The filing represents the latest development in the SEAS’s partial move to Allston, where two-thirds of SEAS faculty are expected to relocate as early as 2020. Many details in the plan reflect months-long discussions held between Harvard representatives, members of the Harvard-Allston Task Force, and the Allston Construction Mitigation Subcommittee.
Following a thirty-day public comment period on the new filing, the BRA will release a document asking Harvard to clarify its plans and address issues raised by Boston officials and residents. Harvard then could amend and resubmit its master plan for approval. Construction on the project is slated to begin in the summer of 2016.
The planned complex has a tumultuous history: It was originally approved in 2007 to house the Harvard Stem Cell Institute and the Department of Stem Cell and Regenerative Biology, but construction halted in the wake of the 2008 financial crisis, leaving the site vacant and fenced-off.
But the current project is markedly different than the original plan. The complex will now primarily house SEAS and will consist of one single building rather than four smaller buildings. Additionally, the complex’s projected square footage has been reduced from 589,000 square feet to 496,850 square feet.

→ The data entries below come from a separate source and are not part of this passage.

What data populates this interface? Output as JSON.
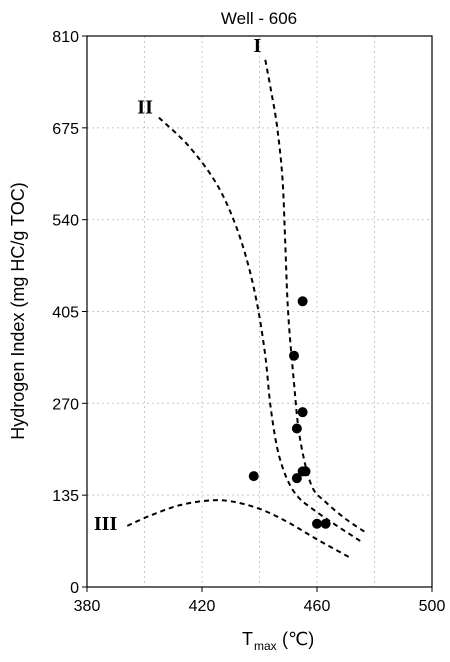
{
  "chart_data": {
    "type": "scatter",
    "title": "Well - 606",
    "xlabel_main": "T",
    "xlabel_sub": "max",
    "xlabel_unit": "(℃)",
    "ylabel": "Hydrogen Index (mg HC/g TOC)",
    "xlim": [
      380,
      500
    ],
    "ylim": [
      0,
      810
    ],
    "xticks": [
      380,
      420,
      460,
      500
    ],
    "yticks": [
      0,
      135,
      270,
      405,
      540,
      675,
      810
    ],
    "grid": true,
    "points": [
      {
        "x": 455,
        "y": 420
      },
      {
        "x": 452,
        "y": 340
      },
      {
        "x": 455,
        "y": 257
      },
      {
        "x": 453,
        "y": 233
      },
      {
        "x": 455,
        "y": 170
      },
      {
        "x": 456,
        "y": 170
      },
      {
        "x": 453,
        "y": 160
      },
      {
        "x": 438,
        "y": 163
      },
      {
        "x": 460,
        "y": 93
      },
      {
        "x": 463,
        "y": 93
      }
    ],
    "reference_curves": [
      {
        "label": "I",
        "points": [
          [
            442,
            775
          ],
          [
            444,
            730
          ],
          [
            446,
            680
          ],
          [
            448,
            600
          ],
          [
            449,
            500
          ],
          [
            450,
            400
          ],
          [
            452,
            300
          ],
          [
            454,
            220
          ],
          [
            458,
            150
          ],
          [
            463,
            125
          ],
          [
            470,
            100
          ],
          [
            477,
            80
          ]
        ]
      },
      {
        "label": "II",
        "points": [
          [
            405,
            690
          ],
          [
            415,
            650
          ],
          [
            424,
            600
          ],
          [
            430,
            550
          ],
          [
            435,
            490
          ],
          [
            439,
            420
          ],
          [
            442,
            340
          ],
          [
            444,
            260
          ],
          [
            447,
            190
          ],
          [
            452,
            140
          ],
          [
            460,
            110
          ],
          [
            476,
            65
          ]
        ]
      },
      {
        "label": "III",
        "points": [
          [
            394,
            90
          ],
          [
            402,
            105
          ],
          [
            412,
            120
          ],
          [
            422,
            127
          ],
          [
            430,
            126
          ],
          [
            440,
            115
          ],
          [
            450,
            95
          ],
          [
            460,
            70
          ],
          [
            472,
            42
          ]
        ]
      }
    ]
  }
}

Approximately 19,000 square feet of the facility will be public, including a large interior atrium with access to Western Avenue and first-floor retail and cafeteria facilities. Much of the building’s 209,000 square feet of dedicated laboratory space will be located above a two-story area of the complex, described in the filings as a “glassy ‘pedestal’ space that will infuse Western Avenue with transparency and activity.”
The filing also states that the proposed construction project now includes Harvard’s 114 Western Avenue property, and will have far less parking space than the 2007 project—about 275 spots on-site, compared to the previously planned 500 on- and off-site spots. The building’s new undergraduate and graduate occupants will thus need to rely primarily on Harvard’s shuttle service, biking, or walking for transportation, instead of driving.
Additionally, early last month, the Business School also filed plans with the BRA for a major Allston development project of its own— construction on its new Klarman Hall facility, which will house a 1,000-seat auditorium.